I learned from this experience not to limit myself to what I think I should go to at the conference, but rather what I find sounds most interesting. I was right 95% of the time.
In addition, as other members of my class suggest, I suggest staying in a hotel that is part of the conference. Traveling from a hotel far away is not particularly enjoyable, especially when it is in the middle of the summer, public transit is all you can afford, and you have a full day planned. Staying within the group of hotels that are part of the conference allows you to be in close proximity of all the rest of the hotels, as well as allow easy access to buses to and from each hotel in the group. (Bus access is available to everyone else who attended the conferences, too, but after traveling for a while on public transit, I was not too thrilled about getting on a bus, even though it was a coach bus.)

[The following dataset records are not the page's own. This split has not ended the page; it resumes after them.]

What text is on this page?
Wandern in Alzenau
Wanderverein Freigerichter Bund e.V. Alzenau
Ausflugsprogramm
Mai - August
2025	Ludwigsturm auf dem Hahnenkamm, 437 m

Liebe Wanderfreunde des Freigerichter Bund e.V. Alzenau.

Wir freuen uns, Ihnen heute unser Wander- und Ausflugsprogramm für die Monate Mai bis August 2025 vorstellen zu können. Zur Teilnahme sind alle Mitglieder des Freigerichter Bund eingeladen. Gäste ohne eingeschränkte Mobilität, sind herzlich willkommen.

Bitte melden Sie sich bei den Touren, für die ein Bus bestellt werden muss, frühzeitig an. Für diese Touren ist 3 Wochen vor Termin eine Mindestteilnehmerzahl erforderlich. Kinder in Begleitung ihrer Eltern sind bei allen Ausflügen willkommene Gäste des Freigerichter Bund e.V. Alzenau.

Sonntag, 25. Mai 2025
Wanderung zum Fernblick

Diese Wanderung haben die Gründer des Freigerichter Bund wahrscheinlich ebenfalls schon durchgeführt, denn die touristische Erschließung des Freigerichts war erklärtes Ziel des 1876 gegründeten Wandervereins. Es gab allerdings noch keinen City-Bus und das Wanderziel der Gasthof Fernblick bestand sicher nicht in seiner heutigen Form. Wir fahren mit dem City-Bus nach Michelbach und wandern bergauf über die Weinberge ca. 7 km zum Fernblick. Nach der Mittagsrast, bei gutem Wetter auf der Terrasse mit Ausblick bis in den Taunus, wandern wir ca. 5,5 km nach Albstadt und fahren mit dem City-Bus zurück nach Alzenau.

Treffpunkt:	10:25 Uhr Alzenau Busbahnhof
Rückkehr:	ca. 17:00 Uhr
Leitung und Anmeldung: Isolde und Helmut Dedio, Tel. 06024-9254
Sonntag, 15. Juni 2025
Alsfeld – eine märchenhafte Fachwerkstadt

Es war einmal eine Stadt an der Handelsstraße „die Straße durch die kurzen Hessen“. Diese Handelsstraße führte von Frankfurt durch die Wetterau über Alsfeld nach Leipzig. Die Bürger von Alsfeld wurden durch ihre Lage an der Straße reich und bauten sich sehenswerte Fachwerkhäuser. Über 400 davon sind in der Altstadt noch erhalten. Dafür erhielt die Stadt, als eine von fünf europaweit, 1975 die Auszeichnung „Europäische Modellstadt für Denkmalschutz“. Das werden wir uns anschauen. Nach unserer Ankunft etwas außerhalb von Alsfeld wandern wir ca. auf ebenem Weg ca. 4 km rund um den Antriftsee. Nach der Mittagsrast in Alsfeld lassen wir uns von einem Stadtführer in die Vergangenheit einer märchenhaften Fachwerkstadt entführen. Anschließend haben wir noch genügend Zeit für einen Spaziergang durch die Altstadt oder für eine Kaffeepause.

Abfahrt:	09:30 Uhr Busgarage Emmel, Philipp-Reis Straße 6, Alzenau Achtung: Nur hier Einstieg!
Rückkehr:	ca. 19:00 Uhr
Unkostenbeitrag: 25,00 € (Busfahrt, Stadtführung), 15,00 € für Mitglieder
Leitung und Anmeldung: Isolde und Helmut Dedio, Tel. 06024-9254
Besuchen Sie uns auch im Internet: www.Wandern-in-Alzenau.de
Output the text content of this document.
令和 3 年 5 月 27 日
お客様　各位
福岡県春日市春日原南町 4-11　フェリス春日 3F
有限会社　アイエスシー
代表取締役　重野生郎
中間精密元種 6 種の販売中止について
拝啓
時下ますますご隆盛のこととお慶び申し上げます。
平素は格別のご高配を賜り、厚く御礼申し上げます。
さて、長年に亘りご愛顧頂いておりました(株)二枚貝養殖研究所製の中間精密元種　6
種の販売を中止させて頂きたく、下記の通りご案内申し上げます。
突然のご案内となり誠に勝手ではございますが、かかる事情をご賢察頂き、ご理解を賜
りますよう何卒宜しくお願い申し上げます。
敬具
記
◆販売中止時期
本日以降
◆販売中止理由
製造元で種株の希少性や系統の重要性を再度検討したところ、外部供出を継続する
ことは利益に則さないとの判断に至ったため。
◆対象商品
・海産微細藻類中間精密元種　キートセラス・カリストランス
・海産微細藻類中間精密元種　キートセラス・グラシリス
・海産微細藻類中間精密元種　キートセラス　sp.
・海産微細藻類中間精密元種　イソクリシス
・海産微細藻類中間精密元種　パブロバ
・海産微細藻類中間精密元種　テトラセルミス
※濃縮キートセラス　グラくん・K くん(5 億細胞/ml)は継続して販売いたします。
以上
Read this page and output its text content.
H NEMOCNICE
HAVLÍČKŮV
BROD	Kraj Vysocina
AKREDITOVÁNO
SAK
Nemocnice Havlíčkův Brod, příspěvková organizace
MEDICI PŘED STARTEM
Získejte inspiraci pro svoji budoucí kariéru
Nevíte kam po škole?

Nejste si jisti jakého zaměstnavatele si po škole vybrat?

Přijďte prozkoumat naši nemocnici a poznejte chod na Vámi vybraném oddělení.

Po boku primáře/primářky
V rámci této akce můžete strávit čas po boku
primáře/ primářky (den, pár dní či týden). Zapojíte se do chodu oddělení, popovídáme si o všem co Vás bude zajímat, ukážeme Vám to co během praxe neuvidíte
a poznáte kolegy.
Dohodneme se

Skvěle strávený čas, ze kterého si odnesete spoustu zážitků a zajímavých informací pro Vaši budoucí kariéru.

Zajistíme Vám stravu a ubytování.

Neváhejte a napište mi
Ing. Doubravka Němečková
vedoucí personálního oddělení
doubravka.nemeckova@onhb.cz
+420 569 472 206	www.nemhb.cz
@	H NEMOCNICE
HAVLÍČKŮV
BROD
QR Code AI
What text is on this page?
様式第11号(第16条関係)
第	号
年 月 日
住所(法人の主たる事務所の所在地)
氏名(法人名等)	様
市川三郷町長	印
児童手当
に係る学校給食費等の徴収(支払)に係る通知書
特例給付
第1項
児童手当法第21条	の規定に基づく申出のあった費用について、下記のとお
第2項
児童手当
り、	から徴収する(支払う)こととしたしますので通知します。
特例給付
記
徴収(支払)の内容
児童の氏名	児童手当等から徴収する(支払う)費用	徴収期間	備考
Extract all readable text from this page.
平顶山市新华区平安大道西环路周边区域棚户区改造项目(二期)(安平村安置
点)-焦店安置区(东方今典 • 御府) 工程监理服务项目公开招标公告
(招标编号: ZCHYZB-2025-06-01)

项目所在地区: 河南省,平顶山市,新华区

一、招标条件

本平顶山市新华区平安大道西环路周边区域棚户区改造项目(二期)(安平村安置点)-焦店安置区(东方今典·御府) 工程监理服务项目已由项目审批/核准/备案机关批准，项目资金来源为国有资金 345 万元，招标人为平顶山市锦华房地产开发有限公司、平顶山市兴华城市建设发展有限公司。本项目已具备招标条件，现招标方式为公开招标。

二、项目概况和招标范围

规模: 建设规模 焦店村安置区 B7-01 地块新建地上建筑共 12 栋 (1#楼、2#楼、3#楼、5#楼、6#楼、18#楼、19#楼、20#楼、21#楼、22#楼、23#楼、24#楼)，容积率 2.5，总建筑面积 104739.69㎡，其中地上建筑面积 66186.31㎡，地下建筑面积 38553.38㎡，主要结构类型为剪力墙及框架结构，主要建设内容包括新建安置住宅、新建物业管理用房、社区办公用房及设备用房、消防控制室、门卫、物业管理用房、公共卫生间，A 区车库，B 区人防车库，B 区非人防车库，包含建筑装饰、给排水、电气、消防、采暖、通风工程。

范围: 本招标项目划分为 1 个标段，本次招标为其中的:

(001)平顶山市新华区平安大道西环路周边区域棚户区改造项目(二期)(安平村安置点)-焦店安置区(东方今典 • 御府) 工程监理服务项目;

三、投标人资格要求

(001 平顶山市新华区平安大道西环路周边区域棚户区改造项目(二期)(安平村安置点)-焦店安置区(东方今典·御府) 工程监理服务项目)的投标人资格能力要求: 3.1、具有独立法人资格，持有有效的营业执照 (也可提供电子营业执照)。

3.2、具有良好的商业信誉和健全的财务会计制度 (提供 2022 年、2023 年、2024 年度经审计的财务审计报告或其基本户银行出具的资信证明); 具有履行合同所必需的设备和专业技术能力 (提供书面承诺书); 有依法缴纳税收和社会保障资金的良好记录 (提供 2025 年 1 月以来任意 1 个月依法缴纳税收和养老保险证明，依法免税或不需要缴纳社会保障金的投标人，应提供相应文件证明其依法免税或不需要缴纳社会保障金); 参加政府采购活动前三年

Always keep timing and locations in mind when planning your schedule at the conference. I was lucky in that the majority of the programs and meetings I attended were in one place, the Washington Convention Center. I kept the locations in mind when I was choosing what to go to, and when I did have to travel away from the Convention Center, it took a while. It took some time because I had to wait for the next available bus, and that bus had to drive through the city of Washington DC, where there is traffic. It’s also a good idea to be flexible with your schedule. If you have a program you want to go to, but it’s at a hotel away from where you would be prior, have another program in mind as a back up. It is good to keep in mind just in case you miss the bus or change your mind.
During the ACRL 101 program I attended, the president of ACRL explained that new members should not feel bad about leaving programs early or coming in late. Everyone understands that the programs are all planned one on top of the other at the conference, and everyone has a million places to be. So if two programs or meetings you would like to attend are overlapping a little, it is okay to leave the program early or go to a program late.